Also impressive is a neighborhood retrofit project that only made it into the Mobility 21 exhibition hall and hasn’t been talked about much yet in Southern California: three “smart mobility hubs” will open in 2011 to provide first mile/last mile connections in downtown LA, Hollywood and Long Beach. A project that was begun in Germany and comes to LA via the Ford Motor Company, University of Michigan, LADOT and local companies including Acire, these mobility hubs will provide an “a la carte” choice of transportation connections enabling people to get from rail stations to homes and jobs located beyond a comfortable walking distance – an obvious problem in almost every LA neighborhood.

The mobility hub is a demand-based service accessible through an on-line portal allowing transit riders to book an array of “mobility options” including car-sharing, bike storage and bike-sharing, demand-responsive jitney service, folding bikes, and other services including a “guaranteed ride home” program, “casual carpools,” an integrated transit pass, and real-time data on transit availability –choices that are made available through enrollment, on-line reservations, or on a walk-up basis.

This project has leveraged $8 million from the federal government with $5 million from a private sector that is keenly interested in investing in a new “sustainable urban mobility” industry that goes beyond the traditional transportation sector to involve telecommunications, real estate, logistics, and public-private finance. Future service options could include from home delivery, senior chauffeurs, pedicabs, and communal cabs, and technology applications could include congestion pricing and online way-finding and fare payment.

This “systems approach” to sustainable transportation recognizes that there is no silver bullet – not rail or bus or HOT – to the complex transportation needs of cities. Rather, these networks, “support a personalized, customized, connected portfolio of services, products, technologies and design much like our personalized tele-communications portfolios connect iPods, laptops, desktops,” explains the University of Michigan’s Smart Mobility website. It’s using information technology to connect existing transportation modes with others we haven’t even invented yet.

But the Smart Mobility website also addresses one basic problem with the conventional transportation paradigm: Conventional transportation systems emphasize mobility – getting from A to B at the highest speed possible – as if mobility was a desirable end in itself.
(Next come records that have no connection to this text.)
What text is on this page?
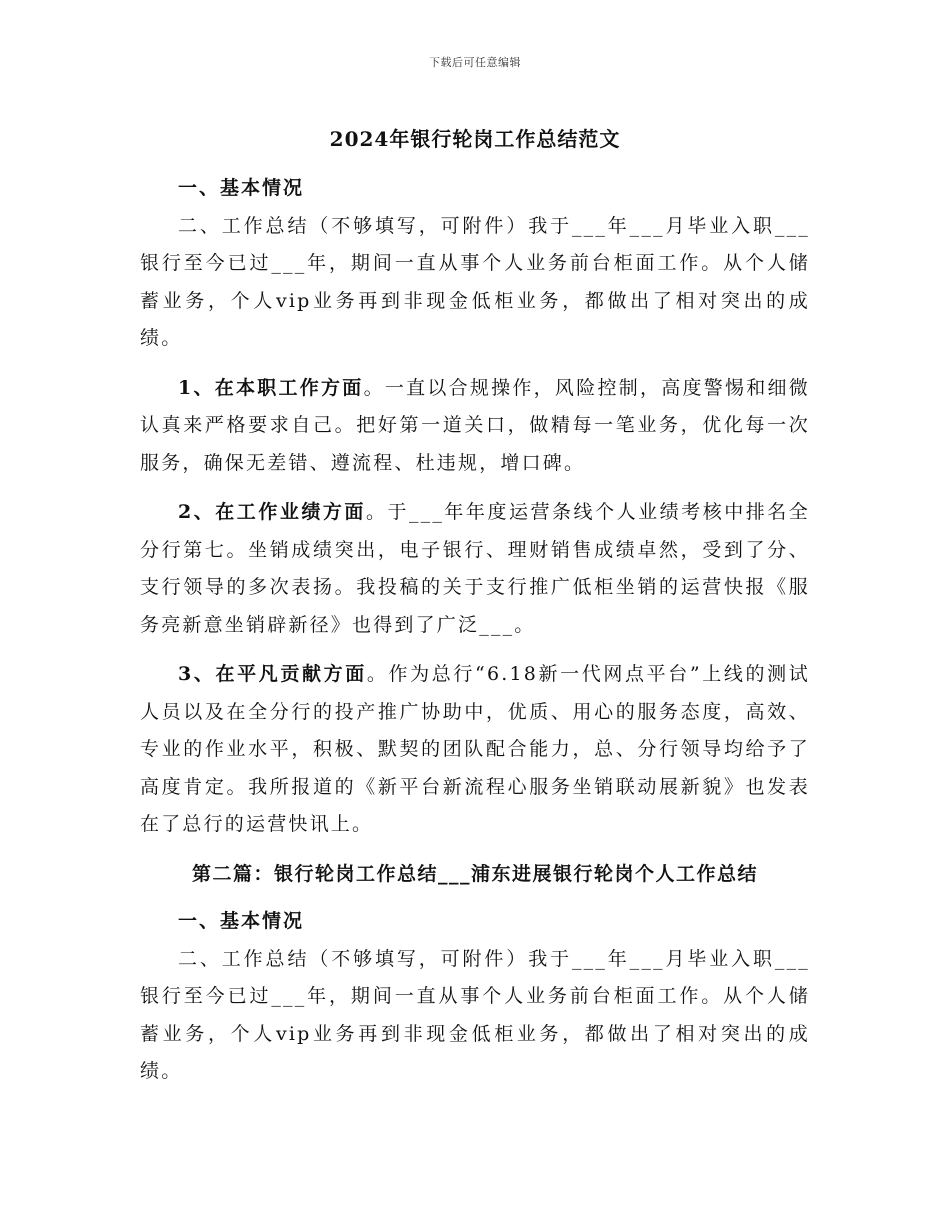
下载后可任意编辑
2024年银行轮岗工作总结范文

一、基本情况

二、工作总结（不够填写，可附件）我于___年___月毕业入职___银行至今已过___年，期间一直从事个人业务前台柜面工作。从个人储蓄业务，个人vip业务再到非现金低柜业务，都做出了相对突出的成绩。

1、在本职工作方面。一直以合规操作，风险控制，高度警惕和细微认真来严格要求自己。把好第一道关口，做精每一笔业务，优化每一次服务，确保无差错、遵流程、杜违规，增口碑。

2、在工作业绩方面。于___年年度运营条线个人业绩考核中排名全分行第七。坐销成绩突出，电子银行、理财销售成绩卓然，受到了分、支行领导的多次表扬。我投稿的关于支行推广低柜坐销的运营快报《服务亮新意坐销辟新径》也得到了广泛___。

3、在平凡贡献方面。作为总行“6.18新一代网点平台”上线的测试人员以及在全分行的投产推广协助中，优质、用心的服务态度，高效、专业的作业水平，积极、默契的团队配合能力，总、分行领导均给予了高度肯定。我所报道的《新平台新流程心服务坐销联动展新貌》也发表在了总行的运营快讯上。

第二篇：银行轮岗工作总结___浦东进展银行轮岗个人工作总结

一、基本情况

二、工作总结（不够填写，可附件）我于___年___月毕业入职___银行至今已过___年，期间一直从事个人业务前台柜面工作。从个人储蓄业务，个人vip业务再到非现金低柜业务，都做出了相对突出的成绩。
In fact, the real goal of transportation in the 21st century is accessibility to destinations, jobs, shops, services, affordable housing. Accessibility calls for a much wider array of options that includes smart urban design – mixed-use, jobs-housing balance, housing “fit” for people of all incomes – as well as the connectivity that technology can provide. This brand new “sustainable urban transportation industry” hasn’t got the attention of mainstream transportation providers – yet – but is likely to as funding gets tighter and tighter.